By and large, I don’t care for interaction with my peers. There are many exceptions, yes, but as for the people I would most likely meet in college? Boys, parties, and careerism are not my primary interests. By that same token, I would prefer not to be meeting a husband who belonged to the perpetually adolescent environment of a college. I want a man of vision, unafraid of entrepreneurship, deeply rooted in his ancestry, who will want to blaze a trail down a forgotten path of family life.

Furthermore, my mother thinks that “children need to go to school.” It escapes her, having grown up in a world where government schools are the norm, that for several hundred years of American colonial and national history, children didn’t go to school. They were educated at home by their parents, and brought up in the family business.
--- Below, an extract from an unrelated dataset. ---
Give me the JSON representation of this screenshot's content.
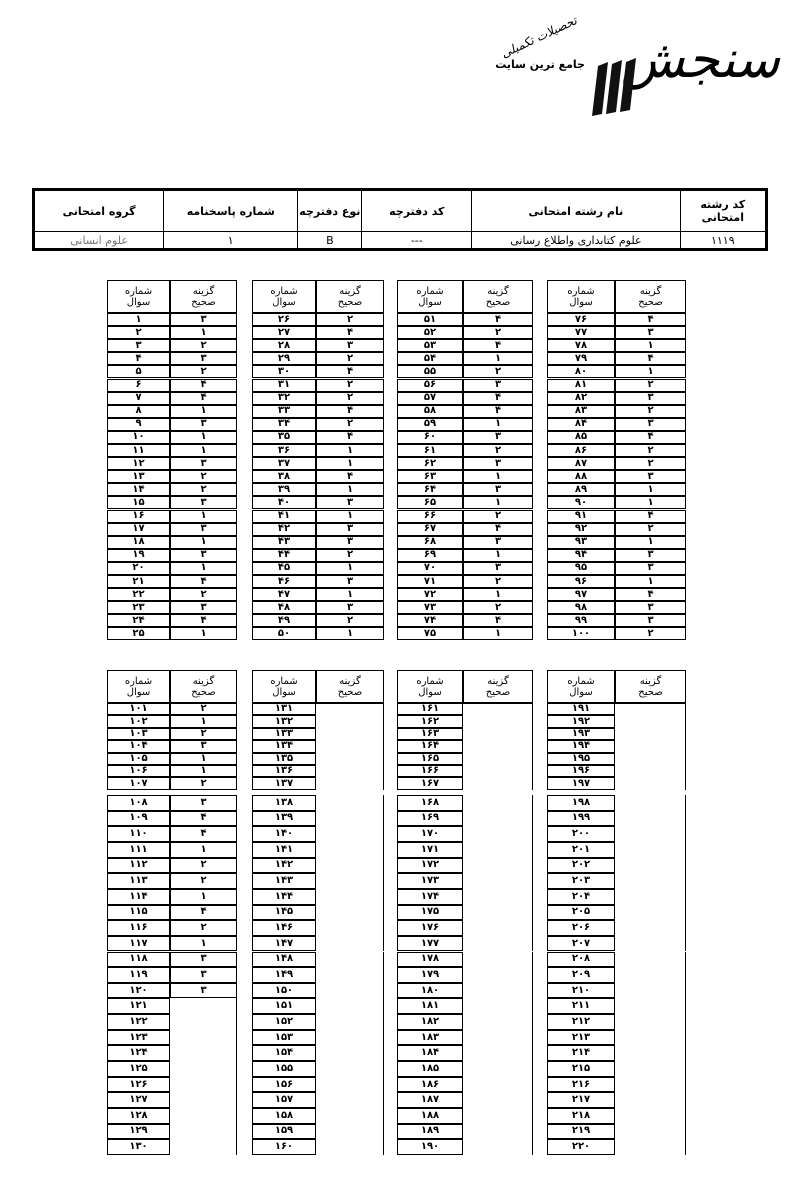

America was not illiterate before the dawn of public schools; on the contrary, books like the New England Primer and the Blue-Backed Speller illustrate that the average twelve year old in the 1700s was far more educated than most high school graduates today.

That is not to say that public school is an entirely negative thing. But it started out as an option for parents who didn’t have time or means to teach their own, not a compulsory requirement for life in modern society. If I have the time and the means to educate my children, why on earth should I not do so?

I don’t think I need an education degree to teach my children about the world, about the Lord, and about the universe. I think that all I need is the wise counsel of older experts who have tried and true methods and the personal willingness to sacrifice my time and energy for their benefit.

It’s true that children need time to interact with others and learn social skills, but I personally think that adequate interaction can be provided by attending church functions and meeting up with other families at parks. Not to mention, if I have multiple children of different ages, my children will experience first-hand how to interact, cooperate, and respect their peers.

1 comment:

Everly Pleasant said...

Bravo!
I think that I agree with your every statement. If your parents need you to have a back-up plan (or a "just-in-case-your-husband-ditches-you-and-leaves-you-a-penniless-mother-of-seven-plan")then tell them that you'll write...because you write very well!